Reverb14 is a prompt-a-day series for the month of December designed to reflect on 2014 and project hopes and dreams for 2015. Throughout December,Sarah, Kat and I will post each day with a new prompt. Join us by writing, or join us by reading. Follow us on Twitter @project_reverb and #reverb14.
Goals | What’s on tap for next year? Share your big (or small) goals with us. Why did you pick those goals? Are these things you’ve always wanted to do? How are you going to get them done?
Fifteen Goals for 2015
1) Write more letters. I write an a lot of letters as it is, but the quality of this exercise has tapered over the last year. I want to write letters that make people feel loved.
2) Spend more time with Roo. I could spend every waking hour with my beast and even then that would not be enough.
3) See more theatre. I randomly began seeing more theatre in 2014 and found I enjoyed it, so I’d like to make it a habit.
4) Participate in more quality-of-life activity. By virtue of a lot of Things Beyond My Control, I wind up participating in a lot of Tick The Box activities — a lot of need to have, or nice to have done kind of stuff. I would like to focus on things that are at least marginally more meaningful than that in the days ahead.
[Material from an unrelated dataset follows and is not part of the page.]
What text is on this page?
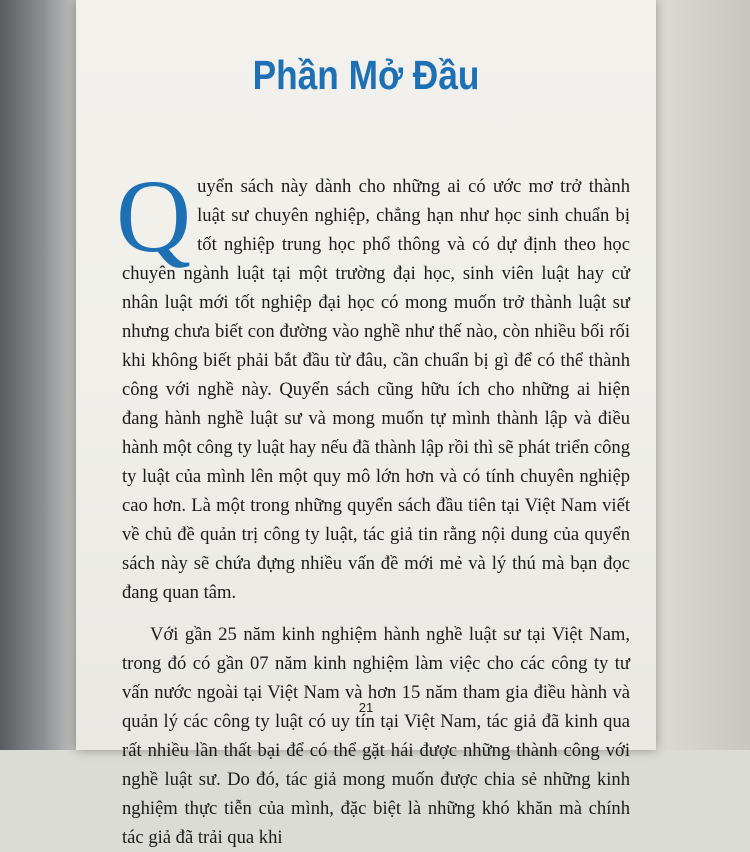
Phần Mở Đầu

Quyển sách này dành cho những ai có ước mơ trở thành luật sư chuyên nghiệp, chẳng hạn như học sinh chuẩn bị tốt nghiệp trung học phổ thông và có dự định theo học chuyên ngành luật tại một trường đại học, sinh viên luật hay cử nhân luật mới tốt nghiệp đại học có mong muốn trở thành luật sư nhưng chưa biết con đường vào nghề như thế nào, còn nhiều bối rối khi không biết phải bắt đầu từ đâu, cần chuẩn bị gì để có thể thành công với nghề này. Quyển sách cũng hữu ích cho những ai hiện đang hành nghề luật sư và mong muốn tự mình thành lập và điều hành một công ty luật hay nếu đã thành lập rồi thì sẽ phát triển công ty luật của mình lên một quy mô lớn hơn và có tính chuyên nghiệp cao hơn. Là một trong những quyển sách đầu tiên tại Việt Nam viết về chủ đề quản trị công ty luật, tác giả tin rằng nội dung của quyển sách này sẽ chứa đựng nhiều vấn đề mới mẻ và lý thú mà bạn đọc đang quan tâm.

Với gần 25 năm kinh nghiệm hành nghề luật sư tại Việt Nam, trong đó có gần 07 năm kinh nghiệm làm việc cho các công ty tư vấn nước ngoài tại Việt Nam và hơn 15 năm tham gia điều hành và quản lý các công ty luật có uy tín tại Việt Nam, tác giả đã kinh qua rất nhiều lần thất bại để có thể gặt hái được những thành công với nghề luật sư. Do đó, tác giả mong muốn được chia sẻ những kinh nghiệm thực tiễn của mình, đặc biệt là những khó khăn mà chính tác giả đã trải qua khi

21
5) Give more space for trauma. My friend Jean posted this article from the Washington Post about how What Doesn’t Kill You Doesn’t Necessarily Make You Stronger. While I’ve been through a lot of sometimes challenging experiences in my life, and many of the things I’ve experienced have given me the opportunity to cultivate resiliency, I have to admit that I have been beating myself up for a long time over why I have still struggled so mightily with some things and never Got Over Them. It never occurred to me that when you suffer a series of unexpected and serious traumas — it’s Okay not to bounce back quickly, or easily. I’m just going to give myself more space on this one.
6) Seek out more support.
7) Learn to properly use Excel. This sounds like an unbearably lame resolution, but as a lawyer whose career began just before the advent of technology in the profession — i.e., when I was in school, Westlaw and Lexis were not considered “valid” citators, and most states still published their cases in books — having more than a really baseline knowledge of most software was considered superfluous. I’m not that old, but in the time between when I went to school and now, the world changed A LOT and really fast.
8) Be more open to change. A lot will be changing over this year. I can either dig my heels in, or embrace it.
9) Listen more. I’m more of a do-er. I feel overwhelmed by choices, so I tend to limit myself to considering a handful of possibilities once I figure out what universe I’m dealing with, then I make decisions quickly and I don’t look back. I have no patience for indecisive people. In fact, I tend to make quick, decisive, personal judgments about indecisive people (!!!). Even though I’ve always made decisions this way, I’m not sure it’s the “right” way. Maybe I could benefit from taking in a little bit more information.
10) Get back out there. I had two major surgeries last year. I’ve begun running again, but I just need to get my butt back out there and run a damned race. I know I’ll feel a WHOLE lot better when I do — even if it’s a slow, slow time. I just need to plug my ears, and ignore all the medals, and PRs, and negative splits on Facebook and Instagram and Be Where I Am and embrace it.
11) Experience my first PR in years. I’ve been taken apart and put back together. The rehab has been time consuming. Is it so much to ask to be able to get back out there and be just marginally faster?! I’m not asking for a miracle here. I’m just asking to shave a second or two off (once I start racing again)!
12) Save more money. Ugh. Paul and I decided to do some of the most expensive stuff in the universe all at once. So much for paying off my law school loans this year.
13) Scotch-guard the rugs. This is actually more of a to-do list item, but I’m running out of steam.
14) Buy winter boots. I have lived in the NY-DC area for nearly 13 years, and have never bothered to buy snow boots. I’ve survived multiple major blizzards by simply being out of town for them. I don’t know if it’s laziness, or denial, or … what that has prevented me from buying a proper pair of Sorels.
15) Make more space for me. I am a small woman, and sometimes I feel like I make myself physically smaller than I am to accommodate others. I give in; I curl up; I fade. Sure, I have a loud voice, and I’m not a…wallflower. But I give into things that I never, ever intended to give into simply because I’m sick of fighting; I’m scared to be the tall poppy; I’m afraid to be the woman whose head gets chopped off.